3) Frequently draining the breast
I first tell them that milk is not like the oil supply -- it doesn't run out. Then I talk about why the milk supply is like building muscle tissue.  If you lie on the couch conserving your muscle and expect anything other than your muscles whithering away.  You cannot expect to go to the gym once a month and build muscle either, you would only make your whithered muscles sore and then those muscles would continue to whither during the month you spent recovering from the muscle trauma.  Going to the gym and starting with frequent light repetitions (small amounts of milk) builds your muscles so that you can then move on to heavier repetitions (larger amounts of milk).  

Then I move on to hunger cues going from prefeeding behavior to active cues to ravenous (crying) and why avoiding crying is a self preservation strategy for mothers.  I imitate a screaming baby shaking her head lunging for the breast and they laugh.  

Then I move on to how to know that a baby gets enough
a) swallows because these are the most immediate sign
b) behavior which is the immediate response to the adequacy of the feed
c) diapers which are the output resulting from the feed and I do quote Laurie Nomsson-Rivers research which shows that diapers are not highly sensitive or specific in determining the adequacy of the feed without considering other indicators.  My interpretation is that diapers are a highly VISIBLE indicator, but should be taken with a grain of salt as a very rough guide.
d) weight gain which is the ultimate result of intake and energy expenditure -- and how if you focus on a) and b) you are more likely to be able to avoid worrying about d)

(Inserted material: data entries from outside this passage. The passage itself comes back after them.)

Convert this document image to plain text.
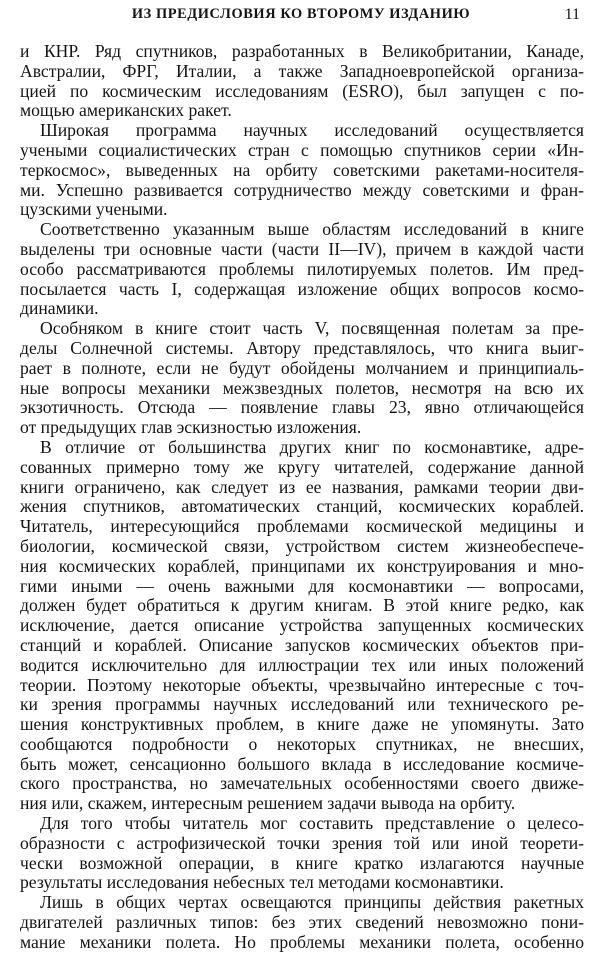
ИЗ ПРЕДИСЛОВИЯ КО ВТОРОМУ ИЗДАНИЮ	11
и КНР. Ряд спутников, разработанных в Великобритании, Канаде,
Австралии, ФРГ, Италии, а также Западноевропейской организа-
цией по космическим исследованиям (ESRO), был запущен с по-
мощью американских ракет.
Широкая программа научных исследований осуществляется
учеными социалистических стран с помощью спутников серии «Ин-
теркосмос», выведенных на орбиту советскими ракетами-носителя-
ми. Успешно развивается сотрудничество между советскими и фран-
цузскими учеными.
Соответственно указанным выше областям исследований в книге
выделены три основные части (части II—IV), причем в каждой части
особо рассматриваются проблемы пилотируемых полетов. Им пред-
посылается часть I, содержащая изложение общих вопросов космо-
динамики.
Особняком в книге стоит часть V, посвященная полетам за пре-
делы Солнечной системы. Автору представлялось, что книга выиг-
рает в полноте, если не будут обойдены молчанием и принципиаль-
ные вопросы механики межзвездных полетов, несмотря на всю их
экзотичность. Отсюда — появление главы 23, явно отличающейся
от предыдущих глав эскизностью изложения.
В отличие от большинства других книг по космонавтике, адре-
сованных примерно тому же кругу читателей, содержание данной
книги ограничено, как следует из ее названия, рамками теории дви-
жения спутников, автоматических станций, космических кораблей.
Читатель, интересующийся проблемами космической медицины и
биологии, космической связи, устройством систем жизнеобеспече-
ния космических кораблей, принципами их конструирования и мно-
гими иными — очень важными для космонавтики — вопросами,
должен будет обратиться к другим книгам. В этой книге редко, как
исключение, дается описание устройства запущенных космических
станций и кораблей. Описание запусков космических объектов при-
водится исключительно для иллюстрации тех или иных положений
теории. Поэтому некоторые объекты, чрезвычайно интересные с точ-
ки зрения программы научных исследований или технического ре-
шения конструктивных проблем, в книге даже не упомянуты. Зато
сообщаются подробности о некоторых спутниках, не внесших,
быть может, сенсационно большого вклада в исследование космиче-
ского пространства, но замечательных особенностями своего движе-
ния или, скажем, интересным решением задачи вывода на орбиту.
Для того чтобы читатель мог составить представление о целесо-
образности с астрофизической точки зрения той или иной теорети-
чески возможной операции, в книге кратко излагаются научные
результаты исследования небесных тел методами космонавтики.
Лишь в общих чертах освещаются принципы действия ракетных
двигателей различных типов: без этих сведений невозможно пони-
мание механики полета. Но проблемы механики полета, особенно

Throughout this discussion, I reinforce skin-to-skin contact and the original swaddle at every opportunity -- sticking it into strategies for eliciting and reinforcing feeding behaviors and strategies for calming the baby before feeding. 

To my recollection, I never have had a parent ask me about swaddling the baby by the time I'm done with my constant reiteration and demonstration of that original swaddle.  I do NOT teach newborn care classes ever because they always include how to swaddle your baby and I never learned how to do it with my son.  

Parents want methods because they need a framework.  When they bring up the latest greatest method, I always ask for specifics and then talk them through how that method has already been tried by parents and then take them through the particulars of their own situation and whether components of that method will be helpful or harmful as I work with them to develop their own individually tailored plan.  Perhaps now, I may start telling them that we're developing their own individually tailored "method".